Les morceaux vont sortir de manière assez dispersée. Le prochain arrivera plus tardivement mais il s’intitulera “Caïds”. Je suis actuellement en train le travailler. C’est un titre qui évoque l’adolescence, la différence. Pour moi, les caïds sont les premiers hommes qui m’ont porté attention. Ils m’ont effrayé, bousculé, frappé, mais toute la perversité de cette relation tient dans le fait que ce sont aussi les premiers hommes qui m’ont émoustillé. Dans “Caïds”, j’évoque le côté malsain d’une personne qui te bat mais qui dans un même temps te fait prendre connaissance de celui que tu es vraiment. Il y a une balance entre la douleur et le désir dans ce nouveau morceau. Comme pour “Amort” il s’agit d’une déconstruction de la douleur et des questionnements.

En préparant l’interview, je me suis demandé si ton travail était autobiographique, tu viens de répondre à ma question. Cependant, tu viens de rentrer en France et tu n’es probablement pas passé à côté de la vague homophobe qui frappe le pays. C’est une volonté de ta part de traiter un tel sujet à ce moment précis ?

Je n’ai pas réfléchi de cette manière-là. Je suis parti à Londres quand j’avais 18 ans car la France était devenue un acouphène pour moi. De mon enfance dans un village de Vendée en passant par la cité dans laquelle j’ai passé quelques années à Nantes, j’ai souvent été confronté à cette violence quotidienne qu’est l’homophobie. C’est évidemment quelque chose de difficile, mais c’est aussi salvateur car la douleur permet souvent de pousser les choses à leur maximum, c’est d’autant plus le cas dans une démarche artistique. 

Tu te sers de la poésie pour exprimer des sujets difficiles. Peux-tu nous expliquer le paradoxe entre la douceur de la poésie et la brutalité de tes textes ? 

Ce paradoxe est quelque chose qui est venu de manière naturelle. Il est d’autant plus fort d’écouter une poésie quand celle-ci ne se cache derrière aucune paraphrase. L’aspect brut de la poésie c’est quelque chose que j’ai retrouvé chez Jean Cocteau ou chez Allen Ginsberg. Visuellement, j’aime aussi le travail d’une photographe telle que Nan Goldin. Quand je lis un poème, je l’imagine, quand je regarde une photo, je l’entends me parler.

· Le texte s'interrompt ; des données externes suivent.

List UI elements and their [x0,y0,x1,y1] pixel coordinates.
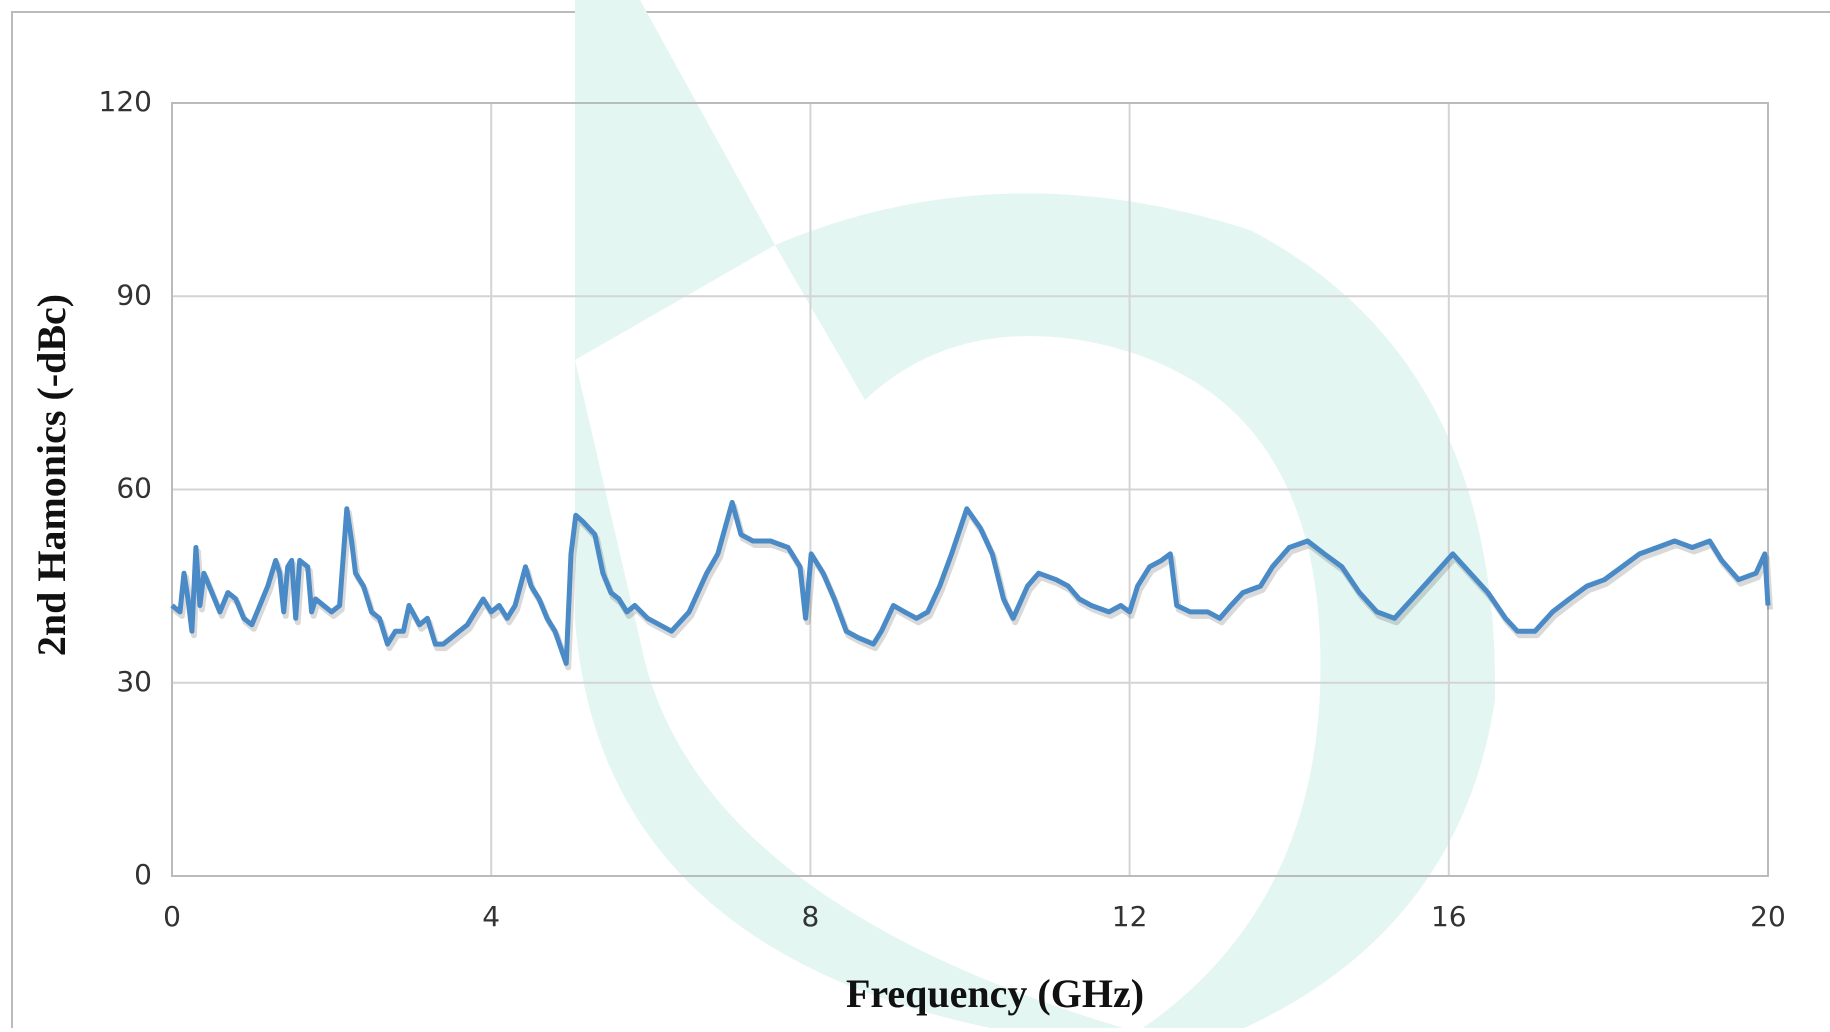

À travers mon travail, j’aimerais, ne serait-ce qu’un petit peu, apporter cette confrontation entre le mot et l’image.

Tu parles de performance pour qualifier ton travail. C’est un art déroutant et souvent mal compris, on l’a notamment vu avec Chris Burden ou encore Marina Abramovic, quels sont les performeurs qui t’ont inspiré dans ton travail ?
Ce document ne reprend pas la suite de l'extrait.